A few policemen came to the succour of our injured party. I saw that every one of us had suffered bruises and abrasions. As I sat on a bench with the rest of us, some of the policemen were talking to us. From them, we came to know that this was a road blockade by a Bodo militant organization. We were unaware of that. They had been destroying vehicles from the early morning. A few hours ago, a father and a son travelling in a new Ritz were badly bashed up till they were unconscious and bleeding profusely from their scalps. Their car was awfully decimated. I could see its remains beside our own car. A truck driver was similarly assaulted and the mob looted his truck and stole its battery. A completely crumpled motorcycle was also in view. The rider was in hospital and they said that he was in a very bad state. Even a bicyclist was not spared. He was mauled till his breaths were laboured and he was also shifted to the hospital.

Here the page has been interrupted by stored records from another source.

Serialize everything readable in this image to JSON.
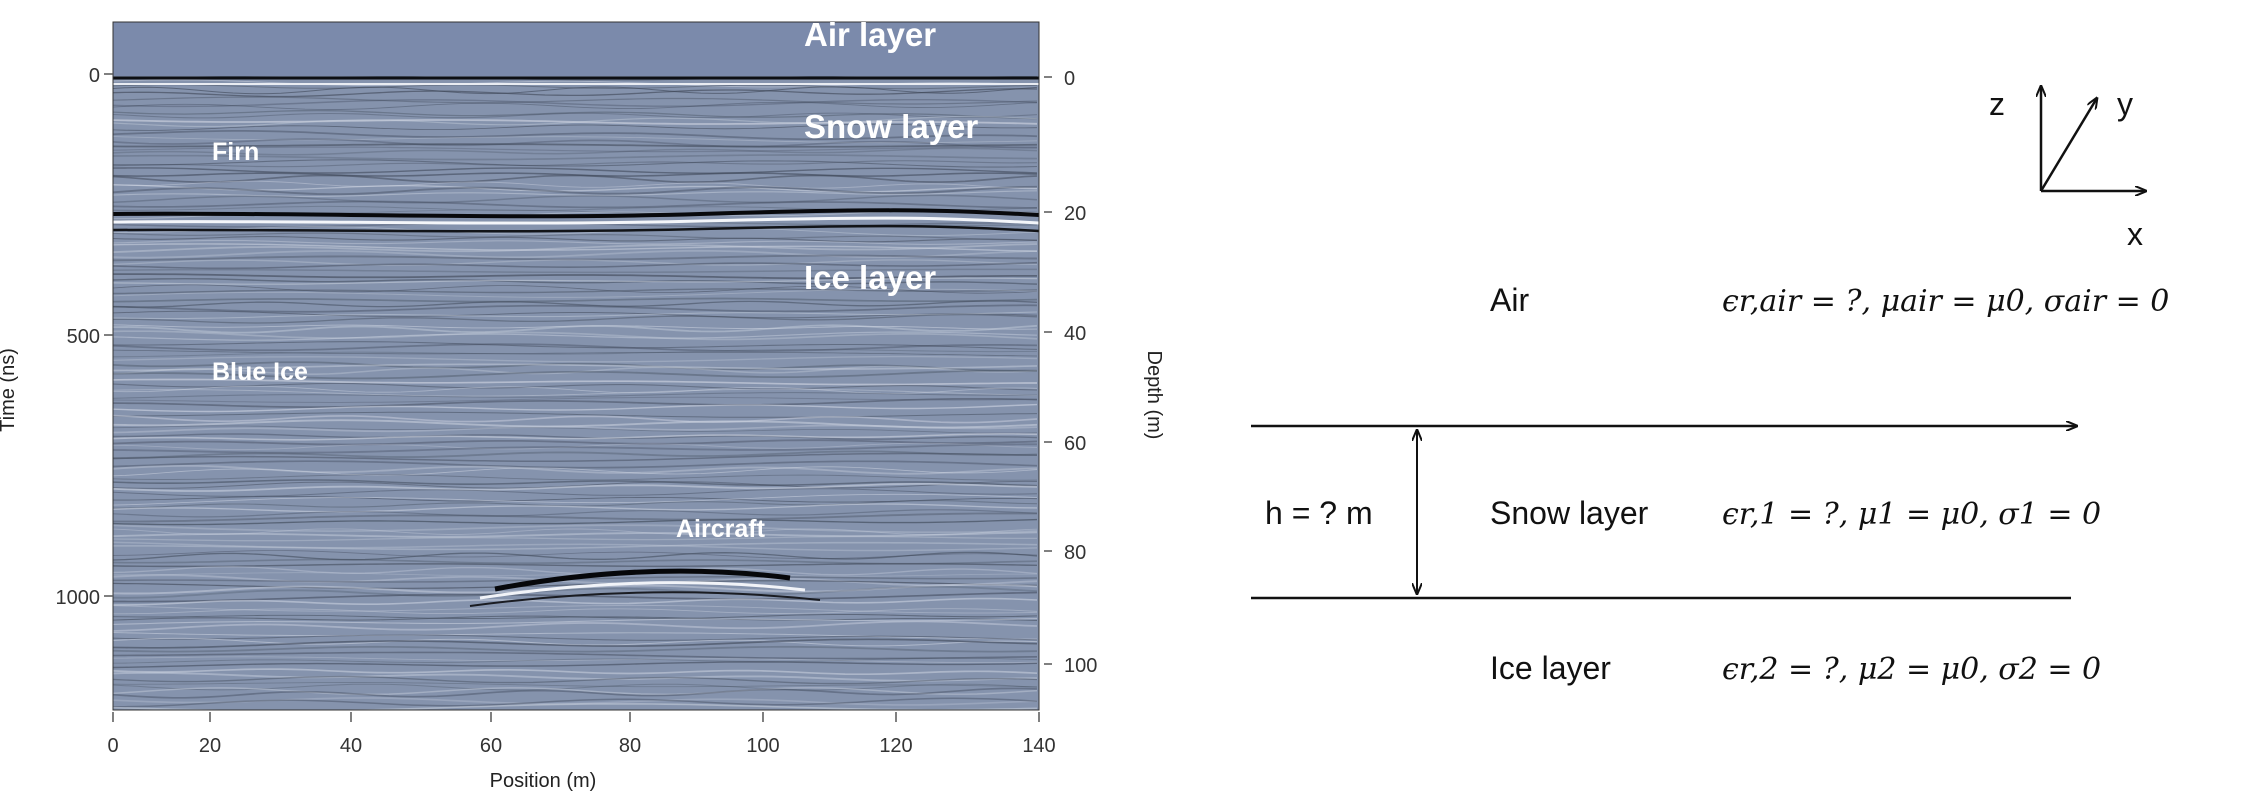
{
  "radargram": {
    "left_axis_label": "Time (ns)",
    "right_axis_label": "Depth (m)",
    "bottom_axis_label": "Position (m)",
    "left_ticks": [
      "0",
      "500",
      "1000"
    ],
    "right_ticks": [
      "0",
      "20",
      "40",
      "60",
      "80",
      "100"
    ],
    "bottom_ticks": [
      "0",
      "20",
      "40",
      "60",
      "80",
      "100",
      "120",
      "140"
    ],
    "labels": {
      "air_layer": "Air layer",
      "snow_layer": "Snow layer",
      "ice_layer": "Ice layer",
      "firn": "Firn",
      "blue_ice": "Blue Ice",
      "aircraft": "Aircraft"
    },
    "colors": {
      "background": "#8593ad",
      "air_band": "#7b8aab"
    }
  },
  "schematic": {
    "axes": {
      "z": "z",
      "y": "y",
      "x": "x"
    },
    "air": {
      "name": "Air",
      "props": "ϵr,air = ?, μair = μ0, σair = 0"
    },
    "snow": {
      "name": "Snow layer",
      "props": "ϵr,1 = ?, μ1 = μ0, σ1 = 0"
    },
    "ice": {
      "name": "Ice layer",
      "props": "ϵr,2 = ?, μ2 = μ0, σ2 = 0"
    },
    "thickness": "h = ? m"
  }
}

I was listening to these enthusiastic accounts by the policemen. What was glaring was the fact that everything was happening right in front of that police station and the unruly crowd perpetrated the rampage in defiance to over 50 policemen having fire power, the latter almost impotently accepting the carnage. Even then I would not deny that our lives were saved by the opportune presence of that police station.

Today, a few days later, as I recollect the incident, I feel sad about many things. This has been a lesson for life.